Slevin, Sold, Neubardt, Weisman, Samberg, Faillace Mezzacappa, Mineola, N.Y. (Belinda D. Dodds-Marshall and Maribeth Slevin of counsel), for respondent Ivan Rothman.
Kopff, Nardelli Dopf, LLP, New York, N.Y. (Martin B. Adams of counsel), for respondents David Kinne and Memorial Sloan-Kettering Cancer Center.
Before: DAVID S. RITTER, J.P., WILLIAM D. FRIEDMANN, HOWARD MILLER, STEPHEN G. CRANE, JJ.

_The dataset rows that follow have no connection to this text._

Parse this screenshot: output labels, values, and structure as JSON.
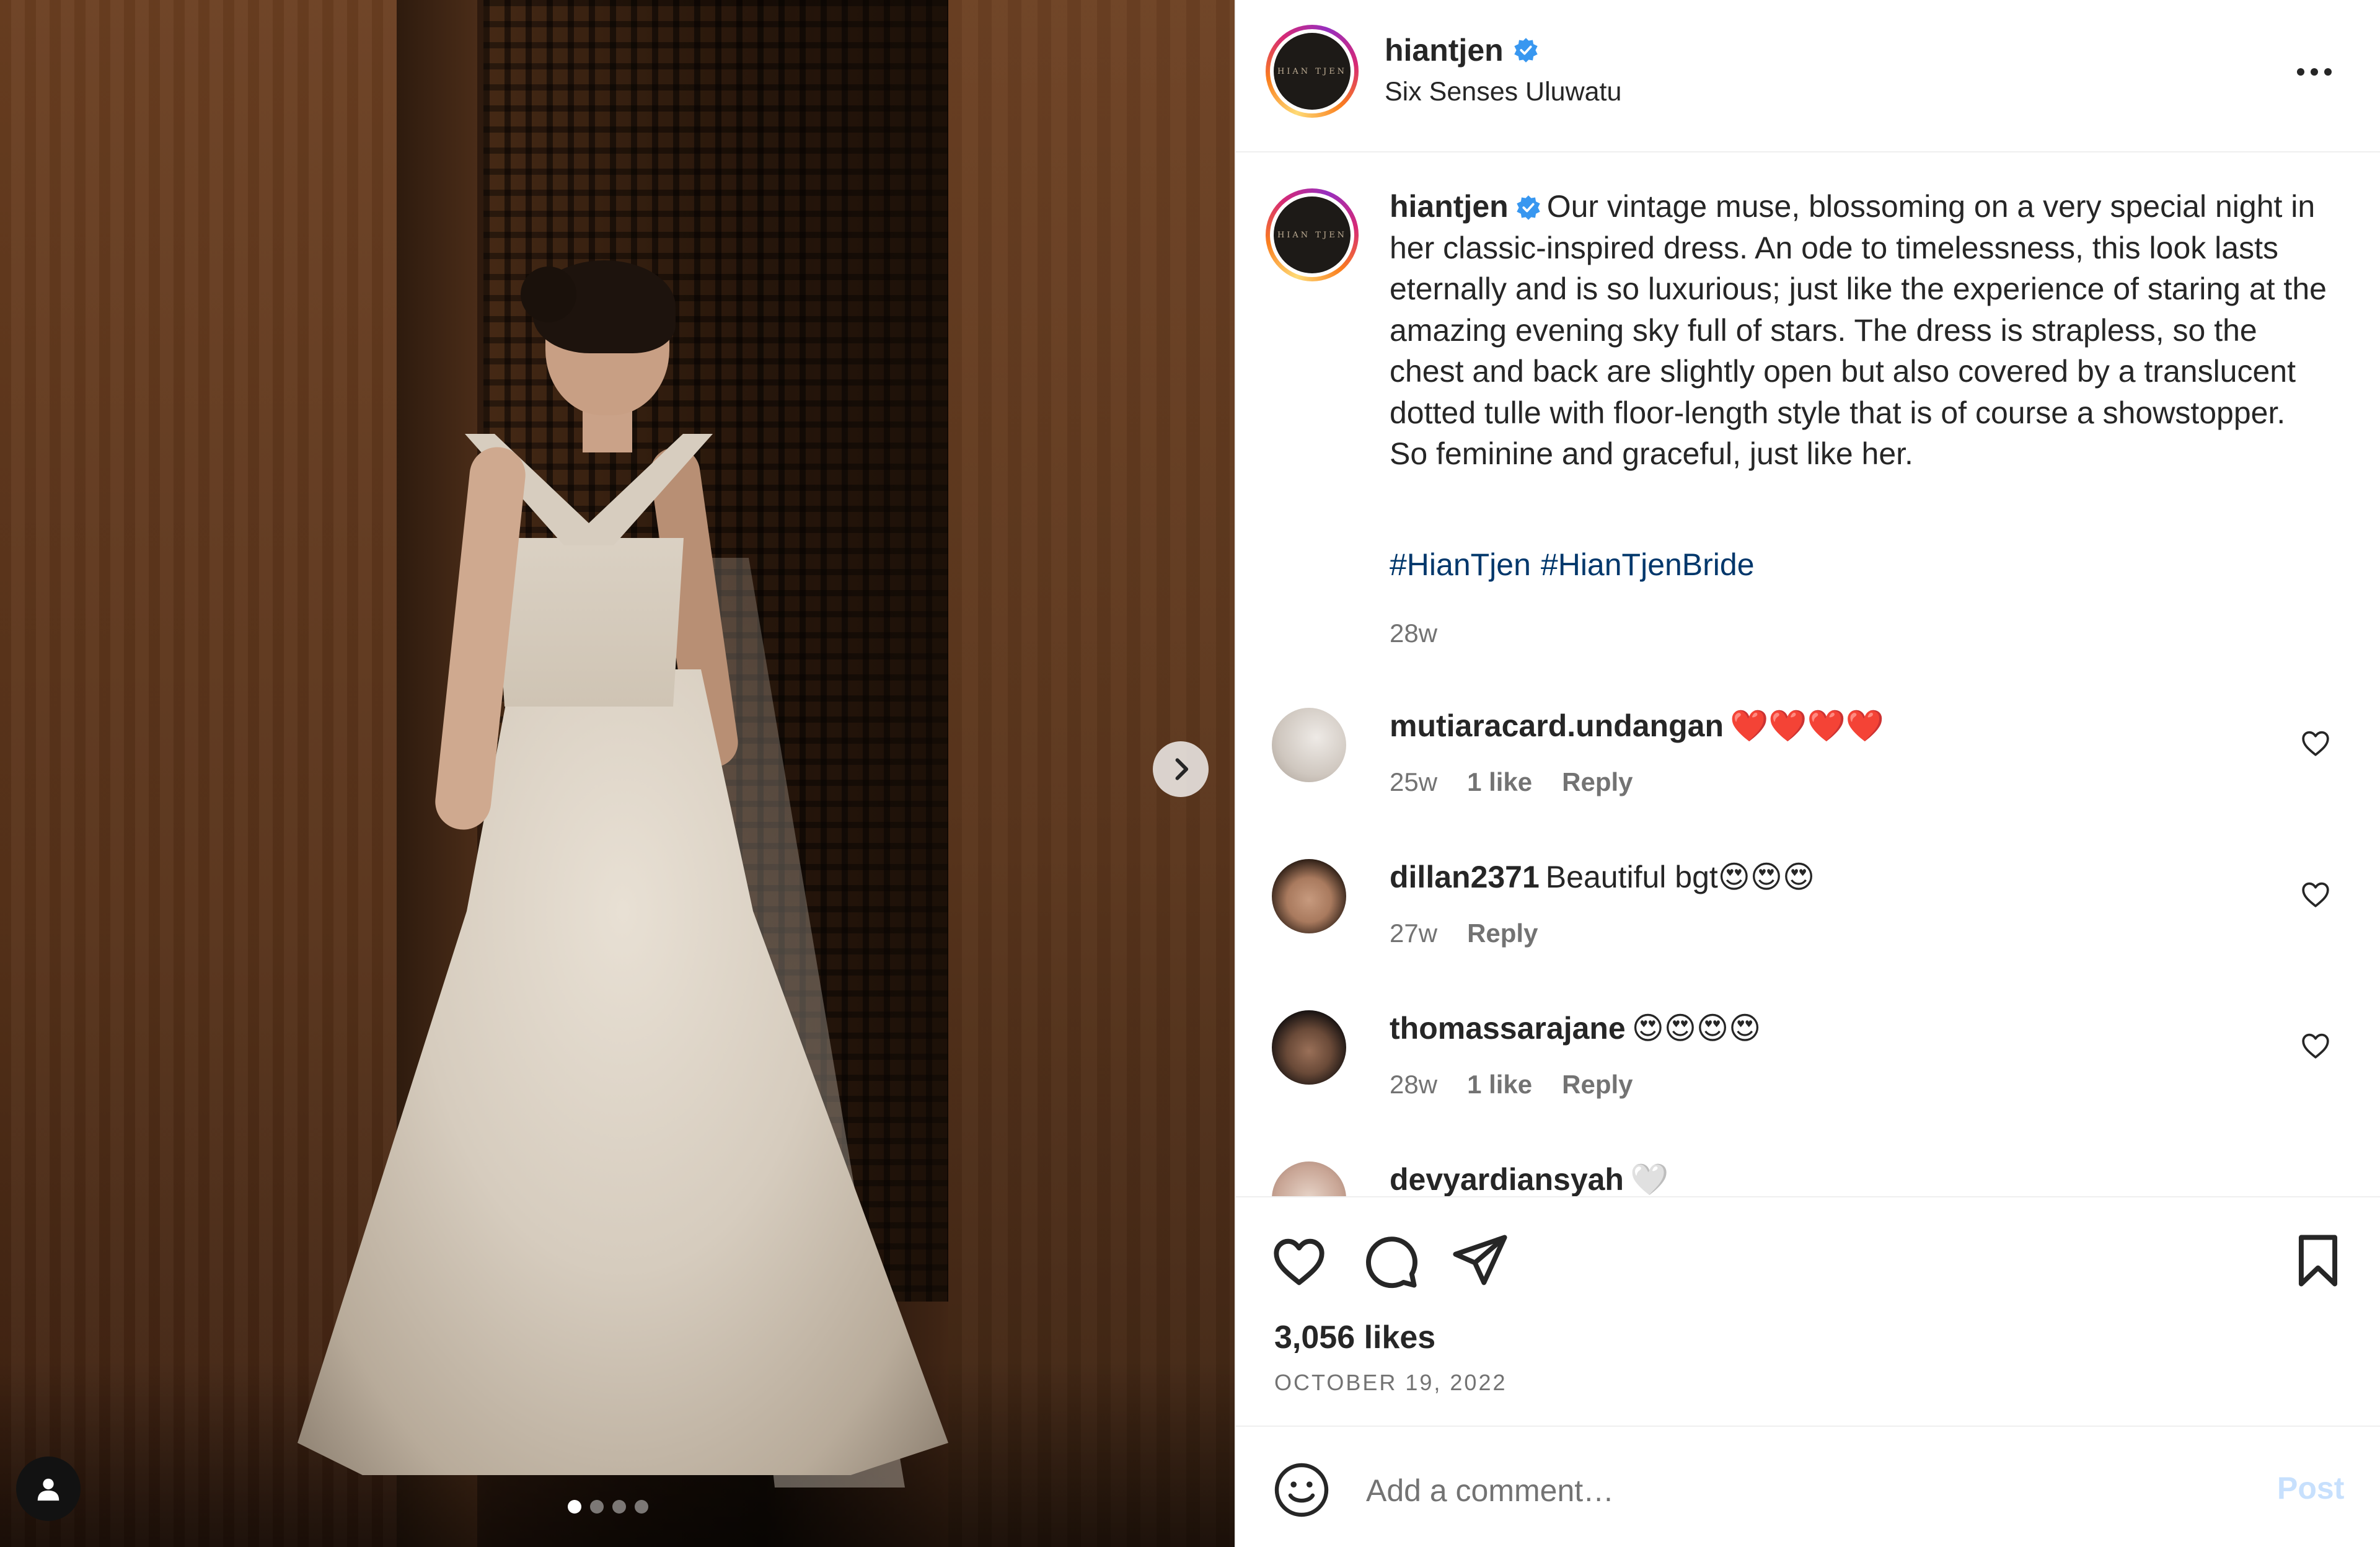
{
  "post": {
    "username": "hiantjen",
    "location": "Six Senses Uluwatu",
    "avatar_text": "HIAN TJEN",
    "verified": true
  },
  "caption": {
    "username": "hiantjen",
    "text": "Our vintage muse, blossoming on a very special night in her classic-inspired dress. An ode to timelessness, this look lasts eternally and is so luxurious; just like the experience of staring at the amazing evening sky full of stars. The dress is strapless, so the chest and back are slightly open but also covered by a translucent dotted tulle with floor-length style that is of course a showstopper. So feminine and graceful, just like her.",
    "hashtags": [
      "#HianTjen",
      "#HianTjenBride"
    ],
    "age": "28w"
  },
  "comments": [
    {
      "username": "mutiaracard.undangan",
      "text": "❤️❤️❤️❤️",
      "age": "25w",
      "likes": "1 like",
      "reply": "Reply"
    },
    {
      "username": "dillan2371",
      "text": "Beautiful bgt😍😍😍",
      "age": "27w",
      "likes": "",
      "reply": "Reply"
    },
    {
      "username": "thomassarajane",
      "text": "😍😍😍😍",
      "age": "28w",
      "likes": "1 like",
      "reply": "Reply"
    },
    {
      "username": "devyardiansyah",
      "text": "🤍",
      "age": "",
      "likes": "",
      "reply": ""
    }
  ],
  "stats": {
    "likes": "3,056 likes",
    "date": "OCTOBER 19, 2022"
  },
  "composer": {
    "placeholder": "Add a comment…",
    "post_label": "Post"
  },
  "carousel": {
    "count": 4,
    "active_index": 0
  },
  "colors": {
    "verified": "#3897f0",
    "hashtag": "#00376b",
    "muted": "#737373",
    "post_disabled": "#c7e0fd"
  },
  "icons": {
    "more": "more-horizontal-icon",
    "like": "heart-icon",
    "comment": "comment-bubble-icon",
    "share": "paper-plane-icon",
    "save": "bookmark-icon",
    "emoji": "smile-icon",
    "next": "chevron-right-icon",
    "tag": "user-tag-icon"
  }
}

ORDERED that the order is affirmed, with one bill of costs to the respondents appearing separately and filing separate briefs.
The defendants established through competent medical affidavits and deposition testimony that they did not contribute to or proximately cause the decedent's death (see, Amsler v. Verrilli, 119 A.D.2d 786). Thus, the Supreme Court properly determined that the defendants made a prima facie showing of entitlement to summary judgment.
The affidavit of the plaintiff's expert, submitted in opposition, failed to raise a triable issue of fact that the defendants' omissions or departures were a competent producing cause of death (see, Yasin v. Manhattan Eye, Ear Throat Hosp., 254 A.D.2d 281; Domaradzki v. Glen Cove OB/GYN Assocs., 242 A.D.2d 282; Gross v. Friedman, 138 A.D.2d 571, affd 73 N.Y.2d 721). The affidavit contained only bare conclusory allegations and assumed material facts not supported by the evidence (see, Tucker v. Elimelech, 184 A.D.2d 636). As the plaintiff failed to rebut the defendants' prima facie showing of entitlement to summary judgment, the complaint was properly dismissed.
RITTER, J.P., FRIEDMANN, H. MILLER and CRANE, JJ., concur.